Как раз надо было завозить лес на подстанцию. И как раз была суббота, шоферское гуляние. Ребята к вечеру вычистили и выскоблили красный уголок — клуб решили под это дело не занимать — пригласили девчат, уставили столы всякой снедью, и началось веселье под радиолу.

Геннадий тоже танцевал, но больше сидел в углу и разрешал смотреть на себя девчатам, которые все еще рассказывали друг дружке о трех геройских шоферах… «Сечь надо!» — вспомнились ему слова доктора, и он подумал, что сечь, может, и надо, но когда девчата смотрят, это все-таки приятно.

Ребята оказывали ему знаки внимания по-иному.

— Ты м-молоток! — говорил уже слегка веселый Демин. — Ты на меня плюй, что я тебе тогда… слова разные говорил. Не со зла я, Гена, по дурости. Опрокинем? — И не дожидаясь компании, Демин опрокидывал, шел танцевать.

«Неужели только четыре месяца я знаю этих ребят? — думал Геннадий. — Странно…» Вот танцует Володя Шувалов, грациозный куль с руками. Парень, кажется, на выданье. Все его актрисы над кроватью исчезли. Все до единой.

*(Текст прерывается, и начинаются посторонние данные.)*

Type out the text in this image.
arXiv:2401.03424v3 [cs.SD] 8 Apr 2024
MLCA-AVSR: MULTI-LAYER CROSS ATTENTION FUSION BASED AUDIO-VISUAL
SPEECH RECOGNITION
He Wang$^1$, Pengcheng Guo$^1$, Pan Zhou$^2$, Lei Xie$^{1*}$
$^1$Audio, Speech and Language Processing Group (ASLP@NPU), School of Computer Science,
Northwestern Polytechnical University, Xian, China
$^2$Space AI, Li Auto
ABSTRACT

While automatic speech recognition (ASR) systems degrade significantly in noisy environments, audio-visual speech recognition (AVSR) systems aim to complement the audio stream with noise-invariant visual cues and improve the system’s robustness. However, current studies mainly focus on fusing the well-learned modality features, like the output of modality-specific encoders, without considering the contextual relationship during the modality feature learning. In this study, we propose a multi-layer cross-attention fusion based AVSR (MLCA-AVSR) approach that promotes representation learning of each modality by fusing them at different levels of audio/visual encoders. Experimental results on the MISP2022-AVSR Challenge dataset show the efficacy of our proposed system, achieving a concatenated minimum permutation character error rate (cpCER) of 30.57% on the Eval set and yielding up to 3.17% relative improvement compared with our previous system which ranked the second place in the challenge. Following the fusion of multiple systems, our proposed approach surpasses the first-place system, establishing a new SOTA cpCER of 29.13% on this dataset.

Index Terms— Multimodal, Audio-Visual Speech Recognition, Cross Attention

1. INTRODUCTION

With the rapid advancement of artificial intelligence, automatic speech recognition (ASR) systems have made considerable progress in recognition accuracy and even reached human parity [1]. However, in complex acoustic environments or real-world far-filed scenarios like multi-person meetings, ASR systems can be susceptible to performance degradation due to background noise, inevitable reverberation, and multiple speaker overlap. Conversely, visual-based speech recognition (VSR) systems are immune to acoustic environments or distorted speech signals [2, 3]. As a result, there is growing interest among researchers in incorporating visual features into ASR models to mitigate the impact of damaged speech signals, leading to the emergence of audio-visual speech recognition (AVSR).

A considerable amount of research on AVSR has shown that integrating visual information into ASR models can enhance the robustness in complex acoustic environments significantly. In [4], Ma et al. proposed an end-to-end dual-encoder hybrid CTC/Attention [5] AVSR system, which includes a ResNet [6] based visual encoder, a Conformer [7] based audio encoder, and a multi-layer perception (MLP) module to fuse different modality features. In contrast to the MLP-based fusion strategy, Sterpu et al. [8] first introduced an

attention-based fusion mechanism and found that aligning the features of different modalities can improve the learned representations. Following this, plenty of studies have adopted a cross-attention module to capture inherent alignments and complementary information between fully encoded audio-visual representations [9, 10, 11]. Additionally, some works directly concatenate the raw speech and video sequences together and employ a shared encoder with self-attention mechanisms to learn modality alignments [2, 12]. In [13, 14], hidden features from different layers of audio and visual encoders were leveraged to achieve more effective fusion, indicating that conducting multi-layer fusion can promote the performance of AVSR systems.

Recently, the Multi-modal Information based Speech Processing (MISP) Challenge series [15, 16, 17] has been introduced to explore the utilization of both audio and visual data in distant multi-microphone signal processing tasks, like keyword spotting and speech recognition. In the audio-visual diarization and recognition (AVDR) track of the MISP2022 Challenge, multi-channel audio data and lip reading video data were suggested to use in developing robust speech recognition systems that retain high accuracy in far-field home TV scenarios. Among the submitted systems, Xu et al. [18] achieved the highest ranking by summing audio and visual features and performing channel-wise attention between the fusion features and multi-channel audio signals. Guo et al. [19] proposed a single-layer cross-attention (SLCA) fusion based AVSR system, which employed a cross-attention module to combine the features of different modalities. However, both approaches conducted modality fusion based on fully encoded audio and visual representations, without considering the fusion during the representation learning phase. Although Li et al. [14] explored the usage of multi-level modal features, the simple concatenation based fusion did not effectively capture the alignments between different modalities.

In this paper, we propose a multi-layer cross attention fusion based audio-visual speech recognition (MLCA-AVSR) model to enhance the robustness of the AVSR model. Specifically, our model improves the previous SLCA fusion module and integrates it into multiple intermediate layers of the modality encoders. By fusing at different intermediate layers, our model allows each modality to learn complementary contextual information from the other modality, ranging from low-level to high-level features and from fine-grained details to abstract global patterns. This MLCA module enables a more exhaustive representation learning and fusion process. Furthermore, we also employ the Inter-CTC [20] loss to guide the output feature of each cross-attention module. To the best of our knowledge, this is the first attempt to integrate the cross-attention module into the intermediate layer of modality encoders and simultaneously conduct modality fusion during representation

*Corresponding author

Кто-то из близнецов нашел у него фотографию в книге, хотел было поговорить на эту тему, но Володя сгреб его в охапку, и близнец долго сидел с высунутым языком.

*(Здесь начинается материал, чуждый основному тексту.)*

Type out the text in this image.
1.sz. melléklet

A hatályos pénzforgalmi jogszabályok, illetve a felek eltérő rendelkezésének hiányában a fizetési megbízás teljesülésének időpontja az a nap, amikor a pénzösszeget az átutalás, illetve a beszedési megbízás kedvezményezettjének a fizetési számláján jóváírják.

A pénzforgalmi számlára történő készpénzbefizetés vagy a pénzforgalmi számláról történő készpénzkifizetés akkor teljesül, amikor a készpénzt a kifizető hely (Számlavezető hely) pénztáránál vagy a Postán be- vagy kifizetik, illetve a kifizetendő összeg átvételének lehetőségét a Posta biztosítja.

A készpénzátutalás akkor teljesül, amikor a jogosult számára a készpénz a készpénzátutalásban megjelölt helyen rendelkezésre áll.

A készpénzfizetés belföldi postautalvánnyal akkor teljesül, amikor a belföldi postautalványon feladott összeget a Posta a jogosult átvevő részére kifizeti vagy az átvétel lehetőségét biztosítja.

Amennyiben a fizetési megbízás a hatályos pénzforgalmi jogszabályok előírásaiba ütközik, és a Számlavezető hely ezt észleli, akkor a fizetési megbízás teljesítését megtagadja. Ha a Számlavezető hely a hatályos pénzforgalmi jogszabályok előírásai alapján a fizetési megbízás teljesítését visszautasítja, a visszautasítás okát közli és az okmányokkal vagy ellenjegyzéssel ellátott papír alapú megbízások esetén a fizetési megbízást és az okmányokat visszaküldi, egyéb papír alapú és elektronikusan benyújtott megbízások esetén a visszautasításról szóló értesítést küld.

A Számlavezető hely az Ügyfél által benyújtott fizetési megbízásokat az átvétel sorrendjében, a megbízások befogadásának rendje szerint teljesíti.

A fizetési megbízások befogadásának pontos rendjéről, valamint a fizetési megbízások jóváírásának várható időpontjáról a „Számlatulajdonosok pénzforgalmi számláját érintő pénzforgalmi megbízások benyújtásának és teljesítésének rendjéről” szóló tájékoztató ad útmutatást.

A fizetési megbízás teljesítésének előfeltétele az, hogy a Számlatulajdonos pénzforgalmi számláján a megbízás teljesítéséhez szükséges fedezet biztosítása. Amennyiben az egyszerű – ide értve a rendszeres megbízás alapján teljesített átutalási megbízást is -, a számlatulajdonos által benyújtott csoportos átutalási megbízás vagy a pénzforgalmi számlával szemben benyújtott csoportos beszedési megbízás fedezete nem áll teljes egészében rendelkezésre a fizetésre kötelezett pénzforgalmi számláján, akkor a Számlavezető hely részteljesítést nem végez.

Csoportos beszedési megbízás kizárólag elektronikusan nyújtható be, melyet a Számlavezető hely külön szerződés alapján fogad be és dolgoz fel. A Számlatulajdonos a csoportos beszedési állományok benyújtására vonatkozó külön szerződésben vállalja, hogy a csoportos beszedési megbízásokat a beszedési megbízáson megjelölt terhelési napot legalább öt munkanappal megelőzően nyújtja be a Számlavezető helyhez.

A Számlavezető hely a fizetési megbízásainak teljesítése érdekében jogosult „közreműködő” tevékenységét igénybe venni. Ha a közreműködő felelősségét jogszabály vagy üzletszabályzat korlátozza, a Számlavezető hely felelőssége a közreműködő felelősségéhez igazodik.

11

Два раза в месяц Володя пишет по вечерам длинные письма. Он старательно морщит лоб, черкает, потом аккуратно переписывает крупными буквами. Письмо идет на Рязанщину, к матери. Володя пишет, что скоро накопит денег и вернется. Дальние края ему надоели, сколько можно? И на Рязанщине дел хватит. Купит машину, поставит новый дом. Так что ты, мама, не горюй.

Письма эти он пишет уже пятый год, а деньги все не копятся, оттого, должно быть, что два брата никак не могут жить на стипендию, да и сестра уже невеста, туфли ей модельные надо, платья модные.

А это Дронов. Вася Дронов. Танцует, как службу несет. Армейская выправка…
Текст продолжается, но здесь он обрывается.